- Processing and FLOSS by Casey Reas
- Worms, Butterflies and Dandelions. Open source tools for the arts by Taeyoon Choi
- The Art of Humanizing Pull Requests by Ankita Kulkarni
- THE TYRANNY of STRUCTURELESSNESS by Jo Freeman aka Joreen
- Silicon Valley Thinks Politics Doesn’t Exist by Fred Turner
Processing and FLOSS was a helpful reading in terms of understanding basic concepts and vocabularies of free software. It also led me to Why Open Source misses the point of Free Software, and my favorite part was when Richard Stallman clarifies the term “free” by saying “..think of “free speech,” not “free beer.”
Probably it’s another reason why FLOSS is FLOSS, not FOSS - to make clear that it’s about the ideals of liberty. This particular description about embedded ideology in software comes back in Taeyoon Choi’s Worms, Butterflies and Dandelions.
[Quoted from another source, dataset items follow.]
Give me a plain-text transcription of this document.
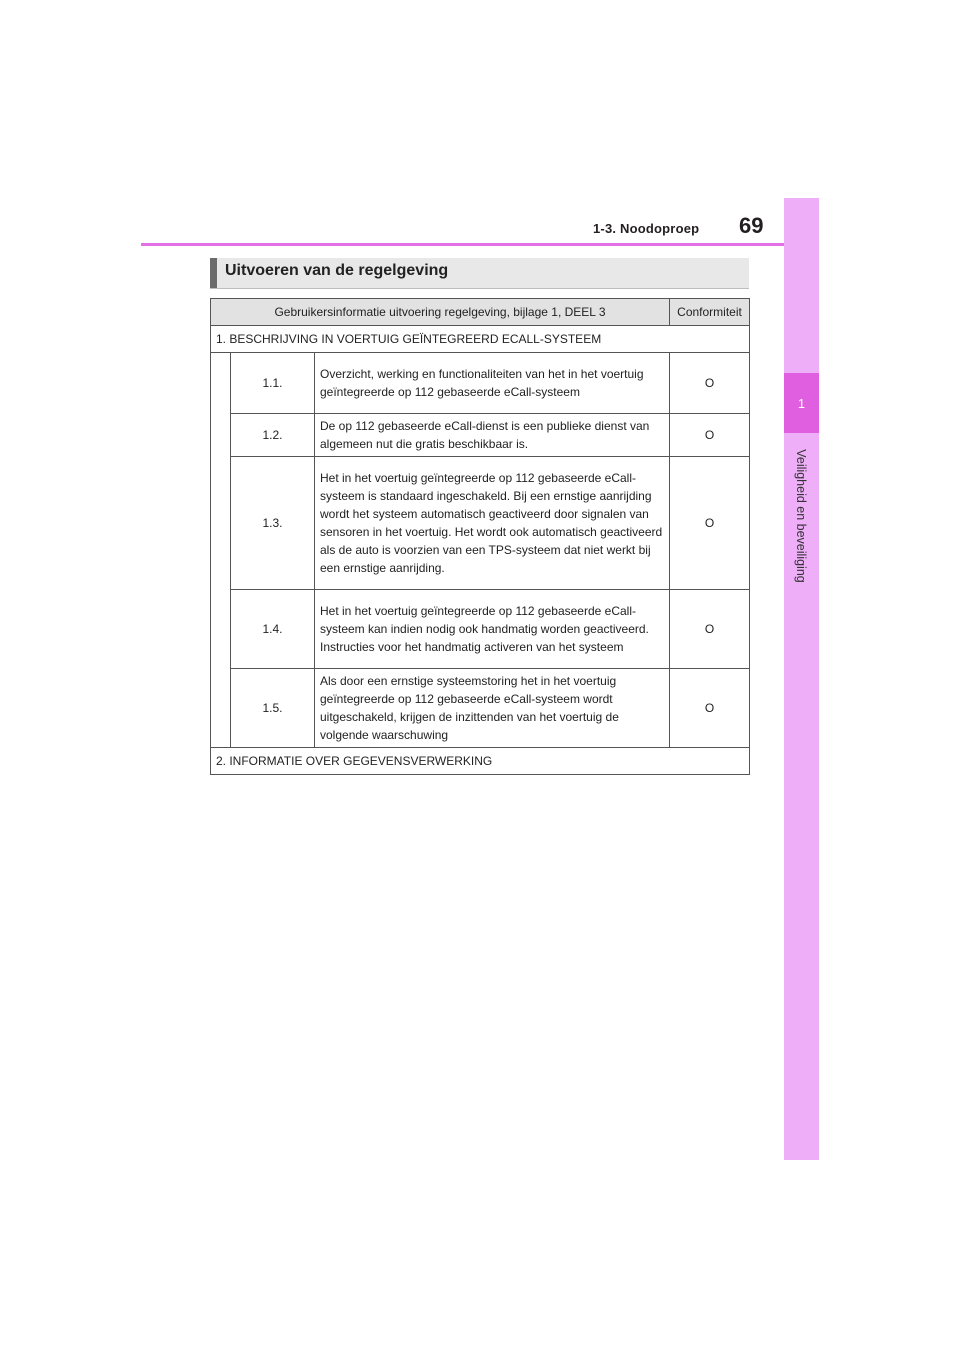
1-3. Noodoproep 69
1
Veiligheid en beveiliging
Uitvoeren van de regelgeving
Gebruikersinformatie uitvoering regelgeving, bijlage 1, DEEL 3			Conformiteit
1. BESCHRIJVING IN VOERTUIG GEÏNTEGREERD ECALL-SYSTEEM			
	1.1.	Overzicht, werking en functionaliteiten van het in het voertuig geïntegreerde op 112 gebaseerde eCall-systeem	O
	1.2.	De op 112 gebaseerde eCall-dienst is een publieke dienst van algemeen nut die gratis beschikbaar is.	O
	1.3.	Het in het voertuig geïntegreerde op 112 gebaseerde eCall-systeem is standaard ingeschakeld. Bij een ernstige aanrijding wordt het systeem automatisch geactiveerd door signalen van sensoren in het voertuig. Het wordt ook automatisch geactiveerd als de auto is voorzien van een TPS-systeem dat niet werkt bij een ernstige aanrijding.	O
	1.4.	Het in het voertuig geïntegreerde op 112 gebaseerde eCall-systeem kan indien nodig ook handmatig worden geactiveerd. Instructies voor het handmatig activeren van het systeem	O
	1.5.	Als door een ernstige systeemstoring het in het voertuig geïntegreerde op 112 gebaseerde eCall-systeem wordt uitgeschakeld, krijgen de inzittenden van het voertuig de volgende waarschuwing	O
2. INFORMATIE OVER GEGEVENSVERWERKING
Open source tools for the arts.
On another hand, such ideology can bloom and be maintained only after achieving certain conditions in social structure - which makes the use of term “ecology” understandable. Casey Reas says “This creates complex contingencies. If one of these parts stops being maintained or has an error, the other software within the ecology are affected.”; and I think this is a nice way to frame the relationship between different open source projects. The fact that it requires such social atmosphere shows its powerful side, but also how vulnerable it can be - often being misinterpreted as “free beer” to the society.